The history of this particular Rite is not well known to me and it is difficult to fully know it without an in depth study.  This is part made confusing because it is one of the two major churches of the Ukraine, both of which use the Eastern Rite liturgical form, but only one of which is in communion with Rome.  The other major Ukrainian Church, the Ukrainian Orthodox Church, is an Eastern Orthodox Church (usually called "the Greek Church" by native Ukrainians) which is regarded as a self governing church by the Russian Orthodox Church, but only by the Russian Orthodox Church.


The Ukrainian Catholic Church has an ancient history dating back to the Christianization of the Ukraine itself.  Because of the Ukraine's close association with Russia there has always been some tension between its status and that of the Russian Orthodox Church and this was greatly increased during the life of the Soviet Union as the USSR suppressed and drove underground the Ukrainian Catholic Church while favoring the Russian Orthodox Church.  Today the Ukrainian Catholic Church is claimed to have the allegiance of a minority but growing percentage of the population of the Ukraine, at the expense of the Ukrainian Orthodox Church, but frankly telling what is what in regards to this history is difficult.


This church predates the establishment of the USSR, of course, and reflects a strong late 19th Century and early 20th Century Ukrainian migration to the prairie regions of North America.  Coming from a wheat growing region and stemming from a population of independent small farmers, Ukrainians were reestablishing that pattern of life on the North American prairie.  It's perhaps telling that so many Ukrainian Catholic Churches are present in this region, rather than Russian Orthodox, and that either says something about the populations that migrated or the allegiance of Ukrainians at that time.


The Ukrainians have proved to be enduring as a culture in North American in these regions, which these churches show.  In terms of their organizational structure, while fully Catholic (any Catholic is free to worship at any Catholic church, irrespective of Rite) they are subject to their own jurisdiction. Therefore, they are not part of the Diocese of Bismarck, but rather the Ukrainian Catholic Eparchy of Saint Nicholas of Chicago, which covers over half of the United States and all of the western United States.
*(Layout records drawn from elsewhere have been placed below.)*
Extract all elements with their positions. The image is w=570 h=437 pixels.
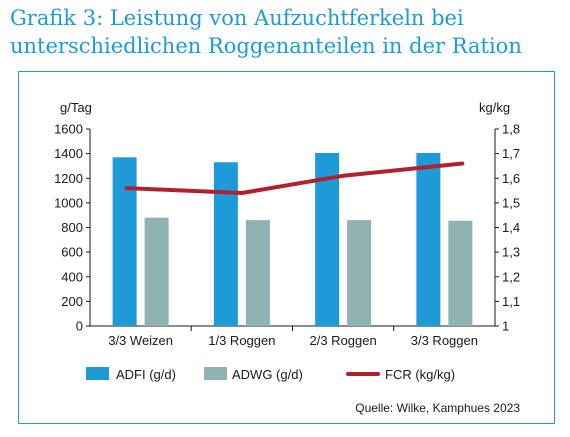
right-tick-label: 1,7 — [502, 146, 520, 161]
right-tick-label: 1,3 — [502, 245, 520, 260]
left-tick-label: 0 — [76, 319, 83, 334]
legend-adwg-label: ADWG (g/d) — [232, 367, 303, 382]
adfi-bar — [112, 157, 137, 326]
right-tick-label: 1,4 — [502, 220, 520, 235]
left-tick-label: 1400 — [54, 146, 83, 161]
adwg-bar — [448, 220, 473, 326]
adfi-bar — [416, 153, 441, 326]
right-tick-label: 1 — [502, 319, 509, 334]
chart-frame — [18, 71, 555, 424]
fcr-line — [124, 161, 465, 196]
left-tick-label: 1600 — [54, 122, 83, 137]
left-tick-label: 600 — [61, 245, 83, 260]
left-tick-label: 1200 — [54, 171, 83, 186]
chart-title: Grafik 3: Leistung von Aufzuchtferkeln b… — [10, 4, 562, 60]
right-tick-label: 1,5 — [502, 195, 520, 210]
x-tick-label: 3/3 Weizen — [108, 333, 173, 348]
chart-title-line-2: unterschiedlichen Roggenanteilen in der … — [10, 34, 522, 58]
left-tick-label: 1000 — [54, 195, 83, 210]
legend-adfi-swatch — [86, 367, 109, 380]
legend-fcr-label: FCR (kg/kg) — [385, 367, 455, 382]
right-tick-label: 1,2 — [502, 269, 520, 284]
right-tick-label: 1,6 — [502, 171, 520, 186]
left-tick-label: 800 — [61, 220, 83, 235]
source-note: Quelle: Wilke, Kamphues 2023 — [355, 401, 520, 415]
x-tick-label: 3/3 Roggen — [411, 333, 478, 348]
plot-area: 0 200 400 600 800 1000 1200 1400 1600 1 1,1 1,2 1,3 1… — [54, 122, 520, 349]
x-tick-label: 2/3 Roggen — [310, 333, 377, 348]
right-tick-label: 1,1 — [502, 294, 520, 309]
left-tick-label: 200 — [61, 294, 83, 309]
legend: ADFI (g/d) ADWG (g/d) FCR (kg/kg) — [86, 367, 455, 382]
left-tick-label: 400 — [61, 269, 83, 284]
right-tick-label: 1,8 — [502, 122, 520, 137]
adwg-bar — [144, 217, 169, 326]
adwg-bar — [245, 220, 270, 326]
right-axis-unit: kg/kg — [479, 100, 510, 115]
adfi-bar — [213, 162, 238, 326]
legend-adfi-label: ADFI (g/d) — [116, 367, 176, 382]
left-axis-unit: g/Tag — [60, 100, 92, 115]
x-tick-label: 1/3 Roggen — [208, 333, 275, 348]
chart-title-line-1: Grafik 3: Leistung von Aufzuchtferkeln b… — [10, 6, 464, 30]
adwg-bar — [347, 220, 372, 326]
legend-adwg-swatch — [204, 367, 227, 380]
Indeed, in recent years the Ukranian nature of this Eastern Rite church, together with the Slavic and Eastern nature of the second major Eastern Rite Catholic Church in the United States, the Byzantine Catholic Church (sometimes called the Ruthenian Greek Catholic Church) have increased.  In the late 19th Century the Church in the United States had a Latinization policy in an attempt to unite all Catholics in North America more fully under the belief that this would help incorporate Catholics into society more ably, but this has been reversed.  At the present time the Catholic Church has sought to preserve the Eastern Rites wherever possible and this has lead to a de-Latinization process and a revival of practices that never diminished in Europe.




Sunday, August 13, 2017

St. Peter Canisius Catholic Church, Grassy Butte, North Dakota


This Prairie Gothic Catholic Church in tiny Grassy Butte, North Dakota, is closed, a victim of the declining fortunes of small farming towns in the West and Midwest.  The church was quite active until the fortunes of the town changed and services were switched to another local building that had more modern amenities.  In 2007 the Diocese of Bismarck, North Dakota, sold the church and its obviously fairly well maintained, although I don't know what its current use is.


The name of the church reflects the German heritage of the town, as St. Peter Canisius was a Dutch Jesuit who was active and successful in countering the Reformation in Germany.

Wednesday, August 9, 2017

First Lutheran Church, Watford City, North Dakota.



This Gothic style church is the First Lutheran Church in Watford City, North Dakota. The church was originally built in 1915, expanded in 1939, but destroyed in a fire in 1945.  The church was rebuilt in 1950.